Nashville needs a big body up front capable of scoring goals. Van Riemsdyk showed last season he is capable of scoring big goals in bunches. He was the second overall pick in 2007 and next season will be his magical fourth year. He only scored 11 goals this season (granted, that was mainly due to injury), but if Predators GM David Poile opts to take a risk on van Riemsdyk and his $4.25 million cap hit, he could be handsomely rewarded. He would be their third highest paid forward, but still cheaper than Suter and Shea Weber will cost them. Speculation is the Preds will only be able to keep one defenseman and they would surely try to keep their captain and with Barry Trotz as their coach, they’d find a way to cope with the loss of a stud defenseman.

This year, the Flyers showed they don’t need van Riemdsyk. He missed 39 games this season due to various injuries and they didn’t miss a beat without him. In return they would get a defenseman they could center around, not one as dominant as Pronger, but then again, nobody is.

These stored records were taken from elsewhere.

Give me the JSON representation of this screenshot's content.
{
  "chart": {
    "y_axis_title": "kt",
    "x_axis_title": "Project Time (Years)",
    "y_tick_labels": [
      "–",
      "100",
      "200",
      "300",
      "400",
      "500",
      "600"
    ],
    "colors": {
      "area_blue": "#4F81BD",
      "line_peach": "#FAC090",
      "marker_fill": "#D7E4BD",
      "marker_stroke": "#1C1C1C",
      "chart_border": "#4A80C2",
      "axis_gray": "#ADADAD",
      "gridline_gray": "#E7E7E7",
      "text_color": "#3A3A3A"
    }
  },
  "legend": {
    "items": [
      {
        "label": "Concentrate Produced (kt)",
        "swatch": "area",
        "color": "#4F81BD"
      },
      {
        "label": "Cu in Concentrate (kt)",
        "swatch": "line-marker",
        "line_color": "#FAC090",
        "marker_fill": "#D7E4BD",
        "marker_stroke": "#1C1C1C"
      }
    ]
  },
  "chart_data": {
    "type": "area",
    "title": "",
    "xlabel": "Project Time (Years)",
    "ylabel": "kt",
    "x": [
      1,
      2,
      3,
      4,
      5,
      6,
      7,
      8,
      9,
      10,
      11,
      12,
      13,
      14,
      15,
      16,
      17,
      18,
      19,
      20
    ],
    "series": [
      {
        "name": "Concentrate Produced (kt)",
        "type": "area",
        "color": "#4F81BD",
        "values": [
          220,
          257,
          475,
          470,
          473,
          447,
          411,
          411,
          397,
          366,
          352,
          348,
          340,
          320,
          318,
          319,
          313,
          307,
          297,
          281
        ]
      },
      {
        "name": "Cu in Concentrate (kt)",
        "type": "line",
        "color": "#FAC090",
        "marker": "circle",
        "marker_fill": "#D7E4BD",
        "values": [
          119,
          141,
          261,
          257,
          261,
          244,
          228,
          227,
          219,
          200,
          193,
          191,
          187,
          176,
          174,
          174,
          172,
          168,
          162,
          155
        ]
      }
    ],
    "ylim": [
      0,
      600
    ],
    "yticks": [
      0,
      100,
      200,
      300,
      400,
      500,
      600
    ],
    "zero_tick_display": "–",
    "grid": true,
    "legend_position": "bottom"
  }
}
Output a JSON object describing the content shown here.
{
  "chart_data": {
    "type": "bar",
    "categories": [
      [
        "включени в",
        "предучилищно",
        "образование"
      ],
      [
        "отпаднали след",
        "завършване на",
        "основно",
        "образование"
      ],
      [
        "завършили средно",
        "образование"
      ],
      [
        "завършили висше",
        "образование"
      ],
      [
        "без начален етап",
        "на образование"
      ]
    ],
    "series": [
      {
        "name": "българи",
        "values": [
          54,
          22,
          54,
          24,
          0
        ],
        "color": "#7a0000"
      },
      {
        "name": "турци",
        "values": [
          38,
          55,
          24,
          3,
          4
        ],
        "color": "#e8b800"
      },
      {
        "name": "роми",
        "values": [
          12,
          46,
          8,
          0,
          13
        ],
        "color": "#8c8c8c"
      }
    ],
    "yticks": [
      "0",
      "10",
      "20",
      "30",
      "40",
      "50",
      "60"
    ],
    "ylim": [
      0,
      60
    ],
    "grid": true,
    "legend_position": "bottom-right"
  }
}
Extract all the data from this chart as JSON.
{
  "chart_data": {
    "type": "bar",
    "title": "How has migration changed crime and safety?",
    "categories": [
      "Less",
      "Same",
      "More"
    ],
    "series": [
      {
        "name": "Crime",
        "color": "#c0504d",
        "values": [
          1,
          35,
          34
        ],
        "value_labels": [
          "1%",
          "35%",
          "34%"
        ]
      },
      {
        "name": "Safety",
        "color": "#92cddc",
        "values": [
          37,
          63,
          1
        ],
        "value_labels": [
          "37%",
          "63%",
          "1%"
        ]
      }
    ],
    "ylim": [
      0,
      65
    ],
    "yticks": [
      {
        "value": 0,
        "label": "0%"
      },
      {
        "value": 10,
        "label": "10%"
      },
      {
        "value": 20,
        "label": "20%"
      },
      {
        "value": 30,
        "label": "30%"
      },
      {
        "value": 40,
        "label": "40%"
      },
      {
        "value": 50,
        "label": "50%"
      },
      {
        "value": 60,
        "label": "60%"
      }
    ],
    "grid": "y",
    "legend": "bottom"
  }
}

And while Weber gets most of the attention and may be more flashy, Suter is every bit as good. In the past six seasons, Weber has 97-156-253, a plus-36 rating and 102 power play points, while Suter has 37-185-222, a plus-36 rating, 97 power play points and has averaged more minutes per game in five of those seasons.

Suter alone wouldn’t help the Flyers, but he would certainly be a start.

The Flyers can outscore any opponent in a gun-and-gun style of game, but they cannot out-defend. They have to change their game and with an absurd amount of offensive depth, they can easily make move to acquire better defensemen. Matt Carle and Braydon Coburn are both solid, but neither is a true first-pairing blueliner. Carle is fourth in the playoffs with 13 giveaways and Coburn is ninth with 10 and while acquiring Coburn for Alexei Zhitnik was a steal, receiving any player in that trade would have been a win for the Flyers.

A personnel and philosophy change is the only thing that will really help the Flyers. They may be one of the most exciting teams for fans to watch, but the most exciting thing is to watch your team lift the Stanley Cup. And that won’t happen with the team designed as it is now.